La discusión acerca de si la guerra en Ucrania tenía un carácter local, centrada en la autodeterminación nacional de Ucrania ha quedado ampliamente saldada. Se trata de una guerra internacional de carácter imperialista, que subordina la cuestión nacional. Ucrania no se convertirá en una nación independiente bajo la tutela de la OTAN. Tampoco se trata de una guerra por la autodeterminación nacional de Rusia, asediada por la OTAN. Rusia ha anexado los territorios que ha ocupado y pretende anexar, por medios militares, las regiones de Zaporizhia y Kherson, y convertir al río Dnieper y al Mar Negro en la nueva frontera entre Ucrania y Rusia. Bajo el disfraz de una guerra nacional, Rusia desarrolla una guerra de conquista. No se trata tampoco, como bajo la URSS, de una guerra para “extender las fronteras del comunismo”. En la guerra actual, Rusia representa a la oligarquía restauracionista que ha destruido al primer estado obrero de la historia, y en este carácter ya es parte de la cadena del imperialismo mundial. La expansión ‘democrática’ del imperialismo mundial a Ucrania, y la anexión territorial de una nación extranjera, en el caso de Rusia, reforzarían el sometimiento del proletariado por parte del capital internacional. La prosecución de la guerra, sea por quienes desean la victoria de la Otan, o por la victoria de Rusia y China, significaría una destrucción enorme para los trabajadores y una mayor división en sus filas. Lo progresivo, en estas condiciones, es militar activamente la derrota de ambos bandos, por medio de la lucha revolucionaria de la clase obrera de todos los países contra la guerra imperialista y los gobiernos imperialistas.

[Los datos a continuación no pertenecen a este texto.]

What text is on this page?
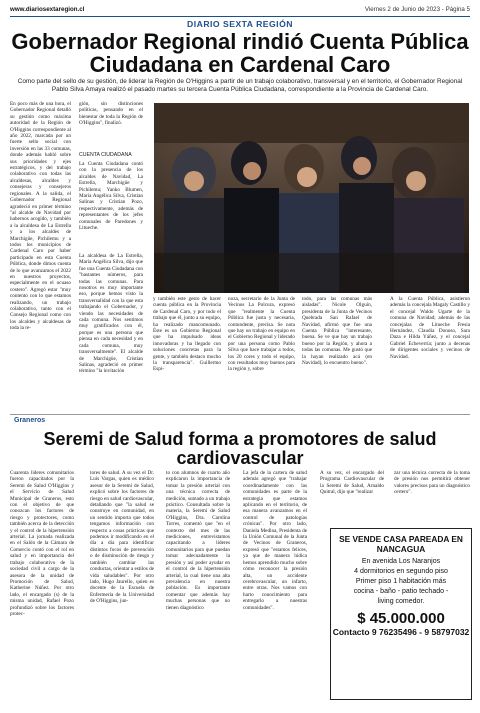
www.diariosextaregion.cl	Viernes 2 de Junio de 2023 - Página 5
DIARIO SEXTA REGIÓN
Gobernador Regional rindió Cuenta Pública Ciudadana en Cardenal Caro
Como parte del sello de su gestión, de liderar la Región de O'Higgins a partir de un trabajo colaborativo, transversal y en el territorio, el Gobernador Regional Pablo Silva Amaya realizó el pasado martes su tercera Cuenta Pública Ciudadana, correspondiente a la Provincia de Cardenal Caro.
En poco más de una hora, el Gobernador Regional detalló su gestión como máxima autoridad de la Región de O'Higgins correspondiente al año 2022, marcada por un fuerte sello social con inversión en las 33 comunas, donde además habló sobre sus prioridades y ejes estratégicos, y del trabajo colaborativo con todas las alcaldesas, alcaldes y consejeras y consejeros regionales. A la salida, el Gobernador Regional agradeció en primer término "al alcalde de Navidad por habernos acogido, y también a la alcaldesa de La Estrella y a los alcaldes de Marchigüe, Pichilemu y a todos los municipios de Cardenal Caro por haber participado en esta Cuenta Pública, donde dimos cuenta de lo que avanzamos el 2022 en nuestros proyectos, especialmente en el ocuaso costero". Agregó estar "muy contento con lo que estamos realizando, un trabajo colaborativo, tanto con el Consejo Regional como con los alcaldes y alcaldesas de toda la re-
gión, sin distinciones políticas, pensando en el bienestar de toda la Región de O'Higgins", finalizó.
CUENTA CIUDADANA
La Cuenta Ciudadana contó con la presencia de los alcaldes de Navidad, La Estrella, Marchigüe y Pichilemu; Yanko Blumen, María Angélica Silva, Cristian Salinas y Cristian Pozo, respectivamente, además de representantes de los jefes comunales de Paredones y Litueche.
La alcaldesa de La Estrella, María Angélica Silva, dijo que fue una Cuenta Ciudadana con "bastantes números, para todas las comunas. Para nosotros es muy importante eso, porque hemos visto la transversalidad con la que esta trabajando el Gobernador, y viendo las necesidades de cada comuna. Nos sentimos muy gratificados con él, porque es una persona que piensa en cada necesidad y en cada comuna, muy transversalmente". El alcalde de Marchigüe, Cristian Salinas, agradeció en primer término "la invitación
y también este gesto de hacer cuenta pública en la Provincia de Cardenal Caro, y por todo el trabajo que él, junto a su equipo, ha realizado mancomunado. Éste es un Gobierno Regional que ha impulsado ideas innovadoras y ha llegado con soluciones concretas para la gente, y también destaco mucho la transparencia". Guillermo Espi-
noza, secretario de la Junta de Vecinos La Polcura, expresó que "realmente la Cuenta Pública fue justa y necesaria, contundente, precisa. Se nota que hay un trabajo en equipo en el Gobierno Regional y liderado por una persona como Pablo Silva que hace trabajar a todos, los 20 cores y todo el equipo, con resultados muy buenos para la región y, sobre
todo, para las comunas más aisladas". Nicole Olguín, presidenta de la Junta de Vecinos Quebrada San Rafael de Navidad, afirmó que fue una Cuenta Pública "interesante, buena. Se ve que hay un trabajo bueno por la Región, y ahora a todas las comunas. Me gustó que la hayan realizado acá (en Navidad), lo encuentro bueno".
A la Cuenta Pública, asistieron además la concejala Magaly Castillo y el concejal Waldo Ugarte de la comuna de Navidad; además de las concejalas de Litueche Fresia Hernández, Claudia Donoso, Sara Daza e Hilda Yáñez, y el concejal Gabriel Echeverría; junto a decenas de dirigentes sociales y vecinos de Navidad.
Graneros
Seremi de Salud forma a promotores de salud cardiovascular
Cuarenta líderes comunitarios fueron capacitados por la Seremi de Salud O'Higgins y el Servicio de Salud Municipal de Graneros, esto con el objetivo de que conozcan los factores de riesgo y protectores, como también acerca de la detección y el control de la hipertensión arterial. La jornada realizada en el Salón de la Cámara de Comercio contó con el rol en salud y en importancia del trabajo colaborativo de la sociedad civil a cargo de la asesora de la unidad de Promoción de Salud, Katherine Núñez. Por otro lado, el encargado (s) de la misma unidad, Rafael Pozo profundizó sobre los factores protec-
tores de salud. A su vez el Dr. Luis Vargas, quien es médico asesor de la Seremi de Salud, explicó sobre los factores de riesgo en salud cardiovascular, detallando que "la salud se construye en comunidad, en un sentido importa que todos tengamos información con respecto a cosas prácticas que podemos ir modificando en el día a día para identificar distintos focos de prevención o de disminución de riesgo y también cambiar las conductas, orientar a estilos de vida saludables". Por otro lado, Hugo Jaurello, quien es docente de la Escuela de Enfermería de la Universidad de O'Higgins, jun-
to con alumnos de cuarto año explicaron la importancia de tomar la presión arterial con una técnica correcta de medición, sumado a un trabajo práctico. Consultada sobre la materia, la Seremi de Salud O'Higgins, Dra. Carolina Torres, comentó que "en el contexto del mes de las mediciones, entrevistamos capacitando a líderes comunitarios para que puedan tomar adecuadamente la presión y así poder ayudar en el control de la hipertensión arterial, la cual tiene una alta prevalencia en nuestra población. Es importante comentar que además hay muchas personas que no tienen diagnóstico
La jefa de la cartera de salud además agregó que "trabajar coordinadamente con las comunidades es parte de la estrategia que estamos aplicando en el territorio, de esa manera avanzamos en el control de patologías crónicas". Por otro lado, Daniela Medina, Presidenta de la Unión Comunal de la Junta de Vecinos de Graneros, expresó que "estamos felices, ya que de manera lúdica hemos aprendido mucho sobre cómo reconocer la presión alta, un accidente cerebrovascular, un infarto, entre otras. Nos vamos con harto conocimiento para entregarlo a nuestras comunidades".
A su vez, el encargado del Programa Cardiovascular de la Seremi de Salud, Arnaldo Quitral, dijo que "realizar
zar una técnica correcta de la toma de presión nos permitirá obtener valores precisos para un diagnóstico certero".
SE VENDE CASA PAREADA EN NANCAGUA
En avenida Los Naranjos
4 dormitorios en segundo piso
Primer piso 1 habitación más
cocina - baño - patio techado -
living comedor.
$ 45.000.000
Contacto 9 76235496 - 9 58797032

La guerra actual tiene sus características propias. No es una simple repetición de las guerras imperialistas mundiales del pasado, como tampoco la segunda guerra mundial fue una repetición de la primera. Mientras la primera guerra mundial fue determinada por la necesidad de un nuevo reparto de la economía y el poder mundial entre los imperialismos en pugna, la segunda guerra imperialista fue, además de una lucha por el reparto una guerra de conquista de parte de los imperialismos de Alemania y Japón: una “guerra napoleónica” en la época de descomposición del capitalismo. Fue también una guerra, de parte de la Unión Soviética, por la defensa del primer estado obrero de la historia. La presente guerra es fundamentalmente una guerra del imperialismo norteamericano y los regímenes subordinados de la OTAN, que resumen el desarrollo histórico del imperialismo. En el campo de la OTAN se concentra o cristaliza, en efecto, el desarrollo histórico del imperialismo mundial. El caso de Rusia y China es claramente diferente e incluso inédito. Se trata de potencias capitalistas que emergen de la disolución de regímenes sociales no capitalistas, que son incorporadas, de un modo específico, o sea contradictorio, al régimen imperialista vigente; Rusia emerge de la disolución del único régimen político de la clase obrera en la historia. El imperialismo mundial y los llamados ‘imperialismos’ de Rusia y China no son de la misma naturaleza, desde el punto de vista histórico (salvo, claro, para quienes sostienen que se trataba de “capitalismo de estado”). Esta diferencia se aprecia, empíricamente, en el Medio Oriente, donde Rusia y China se oponen parcialmente y dentro de los límites de sus intereses geopolíticos y de clase (por ejemplo, cuando sostienen al régimen sirio), a la guerra colonial que impulsan la OTAN y el sionismo contra los pueblos sometidos de Palestina y de la región. La distinción se encuentra avalada desde un punto de vista teórico. En el caso de China, porque no ha cristalizado todavía en un sistema de dominación política de otras naciones, que es lo que define al imperialismo (aunque ejerza esa opresión sobre las nacionalidades de su espacio plurinacional).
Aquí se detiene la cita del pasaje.